Another hospital spokesperson who declined to give her name described a “pretty normal day today” in the hospital emergency room.
“We haven’t seen a ton of patients in the ER today,” she said. The spokesperson indicated that while ER staff saw quite a number of flu sufferers last week, the flu wasn’t much of an issue Monday.
Open for business
For his part, Goshen Mayor Allan Kauffman indicated in a statement Monday that baring unforeseen circumstances, city government offices will be open Tuesday.
“Elkhart County Commissioners will be determining later today how they may continue or modify the county-wide snow emergency,” Kauffman said. “Presuming they will limit driving in unincorporated areas (on county roads) and leave discretion to cities whether to restrict driving, Goshen city government offices will be open on Tuesday. If county officials prohibit driving on county roads, even to/from work, we presume some employees living outside the city of Goshen will be absent from work.”
Kauffman said Monday afternoon that for the most part, streets within the city limits appeared to be in pretty good condition, adding that many parking areas in Goshen’s downtown have been successfully cleared.
“We are still asking residents to use common sense, driving only when absolutely necessary, and commuting to/from work as employers determine need,” Kauffman said. “Goshen police officers will not write tickets if county restrictions apply only to county roads.”
Kauffman also said that many vehicles are still snowed in along city streets. As such, he urged city residents’ cooperation in digging their vehicles out and moving them off the street wherever possible so plows can widen travel lanes.
Looking forward to what may be in store for the area weather-wise Tuesday, meteorologists Monday were predicting a high of 6 with continued wind and snow showers for much of the day coupled with dangerous wind chills once again approaching -40. Moving into Tuesday night, wind chills are expected to reduce to approximately -15, with a low near 0. The chance of snow Tuesday night is reported to be approximately 10 percent.
Several school corporations in The Goshen News’ readership area were closed due to the weather Monday, and will remain so Tuesday.
School will not be in session at the Goshen, Fairfield, Wa-Nee, Westview, Wawasee and Concord school corporations, nor at Bethany Christian schools.
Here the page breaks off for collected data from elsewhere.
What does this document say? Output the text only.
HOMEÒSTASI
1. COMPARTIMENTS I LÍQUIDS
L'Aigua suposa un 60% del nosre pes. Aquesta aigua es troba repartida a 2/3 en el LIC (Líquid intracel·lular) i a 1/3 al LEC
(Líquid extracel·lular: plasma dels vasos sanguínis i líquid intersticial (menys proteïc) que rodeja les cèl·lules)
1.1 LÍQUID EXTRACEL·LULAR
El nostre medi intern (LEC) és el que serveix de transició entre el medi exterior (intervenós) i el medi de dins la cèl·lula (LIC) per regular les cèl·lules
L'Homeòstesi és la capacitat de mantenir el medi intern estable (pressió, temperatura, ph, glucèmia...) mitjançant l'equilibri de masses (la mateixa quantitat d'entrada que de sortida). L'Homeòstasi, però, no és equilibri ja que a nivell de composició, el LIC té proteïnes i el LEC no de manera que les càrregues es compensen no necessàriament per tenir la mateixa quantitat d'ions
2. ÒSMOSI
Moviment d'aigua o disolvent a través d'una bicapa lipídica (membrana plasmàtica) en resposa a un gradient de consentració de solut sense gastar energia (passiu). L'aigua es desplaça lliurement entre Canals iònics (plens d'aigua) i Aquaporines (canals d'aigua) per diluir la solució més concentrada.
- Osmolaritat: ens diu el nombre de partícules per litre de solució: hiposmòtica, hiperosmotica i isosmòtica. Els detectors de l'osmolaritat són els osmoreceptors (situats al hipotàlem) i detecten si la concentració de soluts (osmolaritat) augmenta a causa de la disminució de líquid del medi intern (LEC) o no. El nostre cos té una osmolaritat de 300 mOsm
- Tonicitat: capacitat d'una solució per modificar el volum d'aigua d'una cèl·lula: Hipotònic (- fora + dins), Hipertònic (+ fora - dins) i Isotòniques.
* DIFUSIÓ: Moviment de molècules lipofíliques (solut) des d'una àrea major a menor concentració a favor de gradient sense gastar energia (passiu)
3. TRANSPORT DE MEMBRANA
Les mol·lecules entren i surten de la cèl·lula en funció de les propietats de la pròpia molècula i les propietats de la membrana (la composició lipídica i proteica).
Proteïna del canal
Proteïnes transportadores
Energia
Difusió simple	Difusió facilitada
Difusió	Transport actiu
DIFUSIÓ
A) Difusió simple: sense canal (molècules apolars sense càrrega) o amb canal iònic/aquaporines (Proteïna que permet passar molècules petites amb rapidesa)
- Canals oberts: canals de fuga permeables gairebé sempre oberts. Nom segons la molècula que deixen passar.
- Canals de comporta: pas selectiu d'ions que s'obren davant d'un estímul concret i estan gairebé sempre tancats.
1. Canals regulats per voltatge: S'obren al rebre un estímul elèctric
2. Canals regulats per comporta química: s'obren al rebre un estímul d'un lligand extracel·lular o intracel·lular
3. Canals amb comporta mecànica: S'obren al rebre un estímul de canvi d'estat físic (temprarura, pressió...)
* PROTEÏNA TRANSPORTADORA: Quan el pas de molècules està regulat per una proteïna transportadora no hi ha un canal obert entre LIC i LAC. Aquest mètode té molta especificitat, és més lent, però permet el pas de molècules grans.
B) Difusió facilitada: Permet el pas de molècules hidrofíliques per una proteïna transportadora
Tuesday is designated as a teacher records day at Middlebury Community Schools, and students will not attend school.
State of emergency
The dire weather was a focus for Indiana officials Monday. Gov. Mike Pence said he would sign an executive order declaring emergencies for at least 25 of Indiana’s 92 counties following a powerful snowstorm that dumped more than a foot of snow in some areas Sunday and Monday and delivered the coldest temperatures in two decades.
Pence warned residents that traveling posed “real peril” because of poor road conditions and dangerous wind chills that could linger for 36 hours.
“If you can stay in today, stay in all day today,” he said at a Statehouse news conference. “People need to understand that this is a very serious and very dangerous storm and despite the sunshine it continues to be just that.”
On the transportation front, it was announced that the South Short commuter rail line will resume regular service on Tuesday between Michigan City and Chicago, but will use buses to transport passengers between South Bend and Michigan City.
South Shore officials had canceled all service Monday because of the weather. Spokesman John Parsons says the service will resume Tuesday with a train scheduled to arrive in Chicago at 5:43 a.m. that day.
He says the Northern Indiana Commuter Transportation District decided to use buses between Michigan City and South Bend because the overhead power system between those two cities is old and subject to failure during extreme temperatures.
The Associated Press contributed to this report.